Delhi High Court on Friday said a report of the National Human Rights Commission (NHRC) had suggested that police did not handle themselves “professionally” while dealing with anti-CAA protests at Delhi’s Jamia Millia Islamia University last December, and that none had been given a “clean chit”.
“It (NHRC) says law-and-order problem, but it also says inculcate professionalism (in the police). It (report) indicates that it (incident) was not handled professionally,” a bench of Chief Justice D.N. Patel and Justice Prateek Jalan said.
The police had been caught on camera brutally assaulting youngsters at Jamia to quell the protests against the Centre’s new citizenship regime, with some videos showing cops hitting unarmed boys with batons inside a library.
The court’s observations were in response to the contention of additional solicitor-general Aman Lekhi that the rights panel had found that there had been a law-and-order situation at Jamia and so police entry into the campus was legitimate.

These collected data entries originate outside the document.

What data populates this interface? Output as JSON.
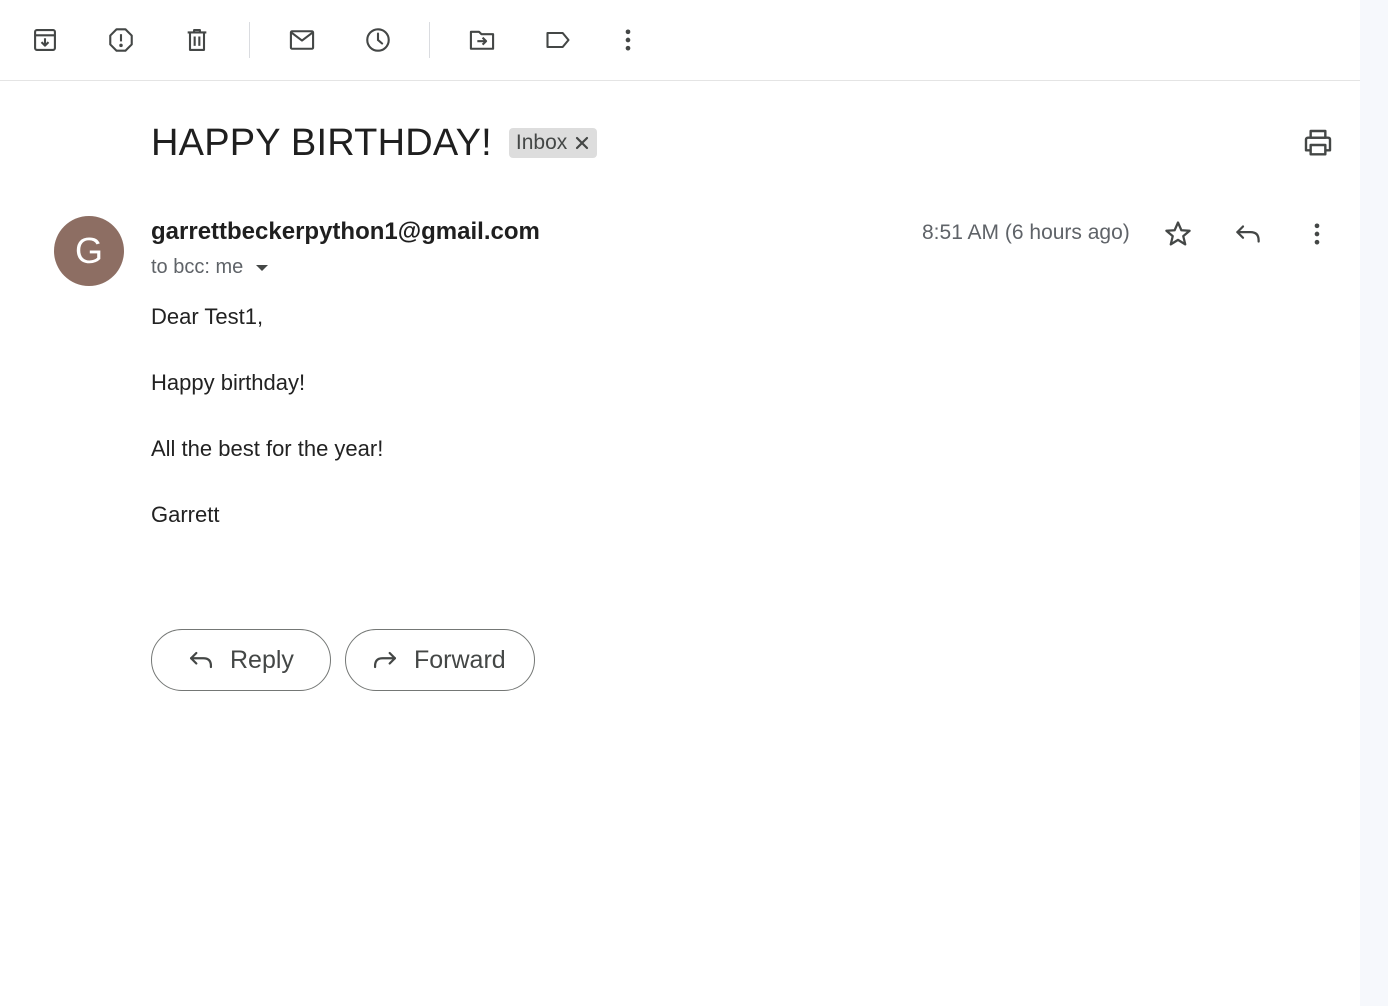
{
  "toolbar": {
    "items": [
      {
        "name": "archive",
        "icon": "archive-icon"
      },
      {
        "name": "report-spam",
        "icon": "report-spam-icon"
      },
      {
        "name": "delete",
        "icon": "trash-icon"
      },
      {
        "name": "mark-unread",
        "icon": "mail-icon"
      },
      {
        "name": "snooze",
        "icon": "clock-icon"
      },
      {
        "name": "move-to",
        "icon": "move-to-folder-icon"
      },
      {
        "name": "labels",
        "icon": "label-icon"
      },
      {
        "name": "more",
        "icon": "more-vert-icon"
      }
    ]
  },
  "message": {
    "subject": "HAPPY BIRTHDAY!",
    "label": "Inbox",
    "sender_initial": "G",
    "sender_email": "garrettbeckerpython1@gmail.com",
    "recipients": "to bcc: me",
    "timestamp": "8:51 AM (6 hours ago)",
    "body": [
      "Dear Test1,",
      "Happy birthday!",
      "All the best for the year!",
      "Garrett"
    ]
  },
  "actions": {
    "reply_label": "Reply",
    "forward_label": "Forward"
  },
  "colors": {
    "avatar_bg": "#8d6e63",
    "label_chip_bg": "#dddddd",
    "icon_color": "#444746",
    "side_strip": "#f6f8fc"
  }
}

The law officer pointed out that the report had only mentioned that there were individual instances of police excesses and that it did not say that the action as a whole was unwarranted.
Lekhi added that the commission had also left it to the police, not any outside agency, to inquire into the individual instances of transgression by its officers.
To this, the bench remarked: “That is fine. But it (report) cannot be read as a clean chit being given to anyone either.”
The high court was hearing a batch of petitions that have alleged that the police and paramilitary forces had used ruthless and excessive force on students at the university.
The pleas have sought the formation of a special investigation team or a commission of inquiry to look into the violence at Jamia last December during the students’ protests against the Citizenship (Amendment) Act (CAA).
Opposing the petitioners’ allegations, Lekhi argued that while they claim that the police action was unwarranted, the NHRC report does not say so. He said that the police action as a whole was “not disproportionate” to the violence on the campus and only in some isolated instances had disproportionate force been used.
However, inquiry into these isolated instances have been left to the police by the NHRC and this indicates that the agency can be trusted, contrary to what the petitioners are claiming, Lekhi argued.
He said that while the petitioners had claimed that the protests were peaceful, the NHRC report refers to it as “violent”. PTI
The law officer iterated his argument during the previous hearing on August 14 that the police had entered the university to restore order, which had been disrupted by incidents of arson and destruction of public property during the students’ protests.
Lekhi will continue his arguments on August 28.